There is now great insight into what triggers can induce central sensitization, which signaling pathways are involved and the key neurobiochemical “players”. The complexity persists because central sensitization is a constantly changing mosaic of alterations in membrane excitability, reductions in inhibitory transmission, and increases in synaptic efficacy, mediated by many converging and diverging molecular players on a background of phenotypic switches and structural alterations.

The most appropriate methods for manual therapists to positively affect these changes are still being researched. In the meantime, an understanding of this process can help us understand pain and the responses that we see in our patients.

Study Strengths / Weaknesses:

This critical review of central sensitization is complex and extensive with over 408 reference citations. Due to the length of the report a concise overview was provided to try and highlight the major components involving central sensitization.
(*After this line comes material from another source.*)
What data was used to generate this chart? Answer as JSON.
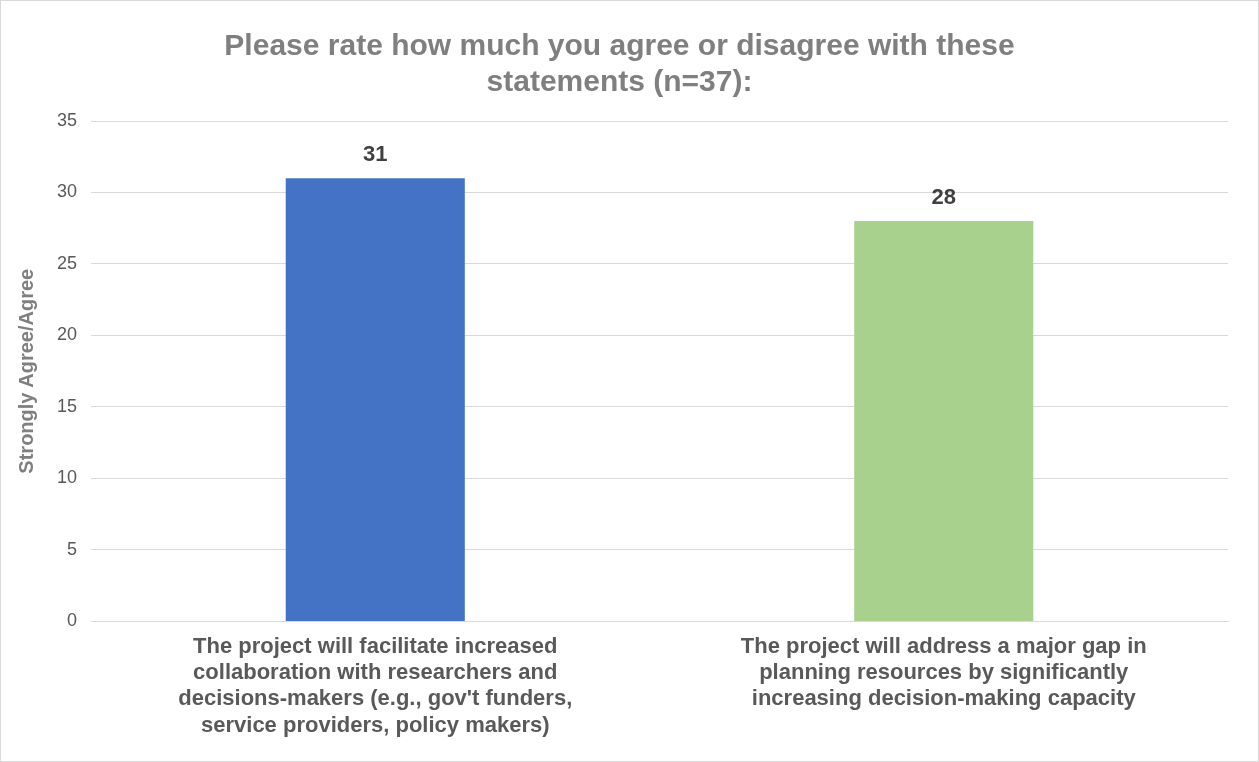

A further understanding of the neurobiology described would require consulting the review for more expanded explanations and details and to allow for a better understanding of the complexity of the major triggers that initiate and maintain central sensitization, nociceptor input, inflammation, neuropathic mechanisms and synaptic plasticity.
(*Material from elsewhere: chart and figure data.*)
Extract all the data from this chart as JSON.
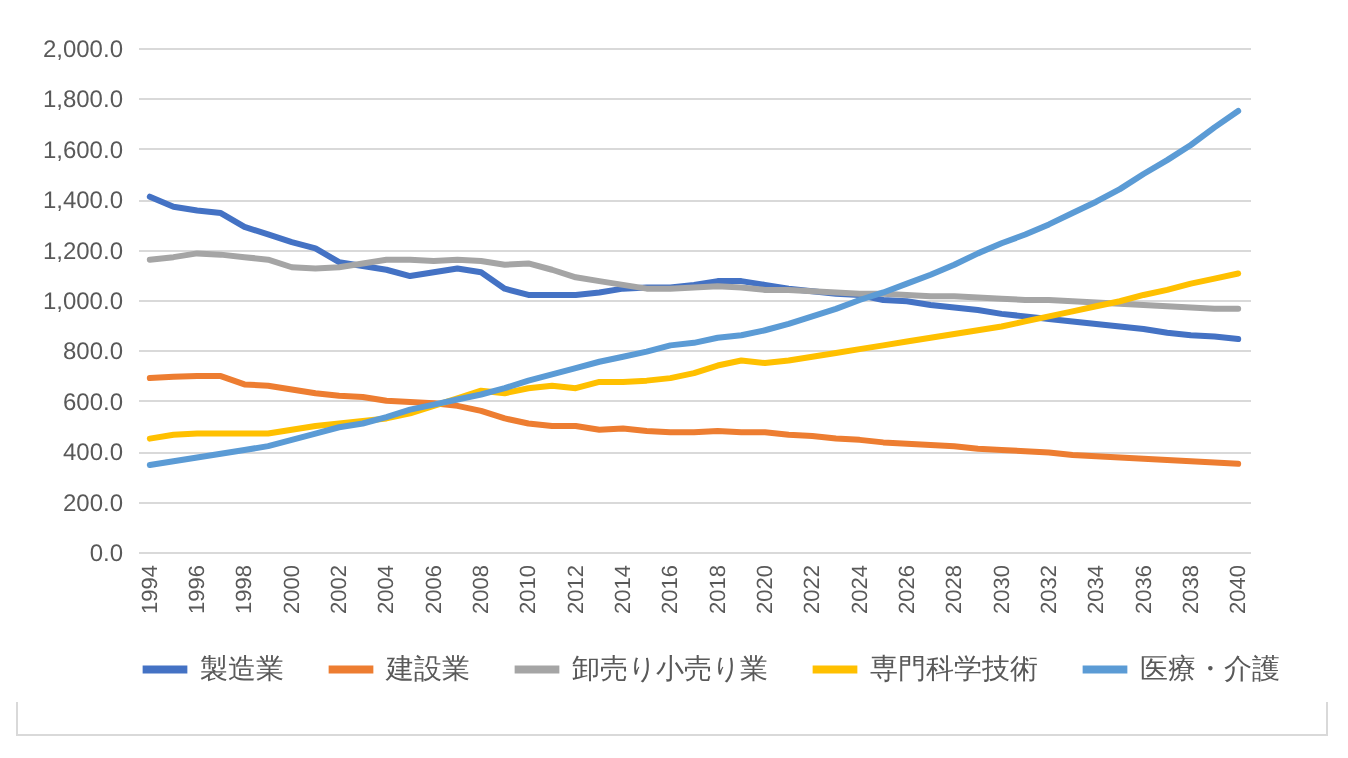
{
  "chart_data": {
    "type": "line",
    "categories": [
      "1994",
      null,
      "1996",
      null,
      "1998",
      null,
      "2000",
      null,
      "2002",
      null,
      "2004",
      null,
      "2006",
      null,
      "2008",
      null,
      "2010",
      null,
      "2012",
      null,
      "2014",
      null,
      "2016",
      null,
      "2018",
      null,
      "2020",
      null,
      "2022",
      null,
      "2024",
      null,
      "2026",
      null,
      "2028",
      null,
      "2030",
      null,
      "2032",
      null,
      "2034",
      null,
      "2036",
      null,
      "2038",
      null,
      "2040"
    ],
    "series": [
      {
        "name": "製造業",
        "color": "#4472c4",
        "values": [
          1410,
          1370,
          1355,
          1345,
          1290,
          1260,
          1230,
          1205,
          1150,
          1135,
          1120,
          1095,
          1110,
          1125,
          1110,
          1045,
          1020,
          1020,
          1020,
          1030,
          1045,
          1050,
          1050,
          1060,
          1075,
          1075,
          1060,
          1045,
          1035,
          1025,
          1020,
          1000,
          995,
          980,
          970,
          960,
          945,
          935,
          925,
          915,
          905,
          895,
          885,
          870,
          860,
          855,
          845
        ]
      },
      {
        "name": "建設業",
        "color": "#ed7d31",
        "values": [
          690,
          695,
          698,
          698,
          665,
          660,
          645,
          630,
          620,
          615,
          600,
          595,
          590,
          580,
          560,
          530,
          510,
          500,
          500,
          485,
          490,
          480,
          475,
          475,
          480,
          475,
          475,
          465,
          460,
          450,
          445,
          435,
          430,
          425,
          420,
          410,
          405,
          400,
          395,
          385,
          380,
          375,
          370,
          365,
          360,
          355,
          350
        ]
      },
      {
        "name": "卸売り小売り業",
        "color": "#a5a5a5",
        "values": [
          1160,
          1170,
          1185,
          1180,
          1170,
          1160,
          1130,
          1125,
          1130,
          1145,
          1160,
          1160,
          1155,
          1160,
          1155,
          1140,
          1145,
          1120,
          1090,
          1075,
          1060,
          1045,
          1045,
          1050,
          1055,
          1050,
          1040,
          1040,
          1035,
          1030,
          1025,
          1025,
          1020,
          1015,
          1015,
          1010,
          1005,
          1000,
          1000,
          995,
          990,
          985,
          980,
          975,
          970,
          965,
          965
        ]
      },
      {
        "name": "専門科学技術",
        "color": "#ffc000",
        "values": [
          450,
          465,
          470,
          470,
          470,
          470,
          485,
          500,
          510,
          520,
          530,
          550,
          580,
          610,
          640,
          630,
          650,
          660,
          650,
          675,
          675,
          680,
          690,
          710,
          740,
          760,
          750,
          760,
          775,
          790,
          805,
          820,
          835,
          850,
          865,
          880,
          895,
          915,
          935,
          955,
          975,
          995,
          1020,
          1040,
          1065,
          1085,
          1105
        ]
      },
      {
        "name": "医療・介護",
        "color": "#5b9bd5",
        "values": [
          345,
          360,
          375,
          390,
          405,
          420,
          445,
          470,
          495,
          510,
          535,
          565,
          585,
          605,
          625,
          650,
          680,
          705,
          730,
          755,
          775,
          795,
          820,
          830,
          850,
          860,
          880,
          905,
          935,
          965,
          1000,
          1030,
          1065,
          1100,
          1140,
          1185,
          1225,
          1260,
          1300,
          1345,
          1390,
          1440,
          1500,
          1555,
          1615,
          1685,
          1750
        ]
      }
    ],
    "ylim": [
      0,
      2000
    ],
    "yticks": [
      {
        "value": 0,
        "label": "0.0"
      },
      {
        "value": 200,
        "label": "200.0"
      },
      {
        "value": 400,
        "label": "400.0"
      },
      {
        "value": 600,
        "label": "600.0"
      },
      {
        "value": 800,
        "label": "800.0"
      },
      {
        "value": 1000,
        "label": "1,000.0"
      },
      {
        "value": 1200,
        "label": "1,200.0"
      },
      {
        "value": 1400,
        "label": "1,400.0"
      },
      {
        "value": 1600,
        "label": "1,600.0"
      },
      {
        "value": 1800,
        "label": "1,800.0"
      },
      {
        "value": 2000,
        "label": "2,000.0"
      }
    ],
    "grid": "y",
    "legend": "bottom",
    "marker": "none",
    "line_style": "solid"
  }
}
The review is extremely well researched and provides an in depth understanding of this emerging and complex component associated with pain hypersensitivity. Clinicians should now have a better appreciation and knowledge from this review that central sensitization is responsible for many of the temporal, spatial, and threshold changes in pain sensibility in acute and chronic clinical pain settings.

Additional References:

  1. Ablin J. et al. Pathogenesis of Fibromyalgia: A review. Joint Bone Spine 2008; 75: 273-279.
  2. Woolf C. Evidence for a central component of post-injury pain and plasticity: Nature 1983; 686-688.
  3. Nijs J et al. Recognition of Central Sensitization in Patients with Musculoskeletal Pain: Application of Pain Neurophysiology in Manual Therapy Practice; Manual Therapy 15 (2010) 135-141.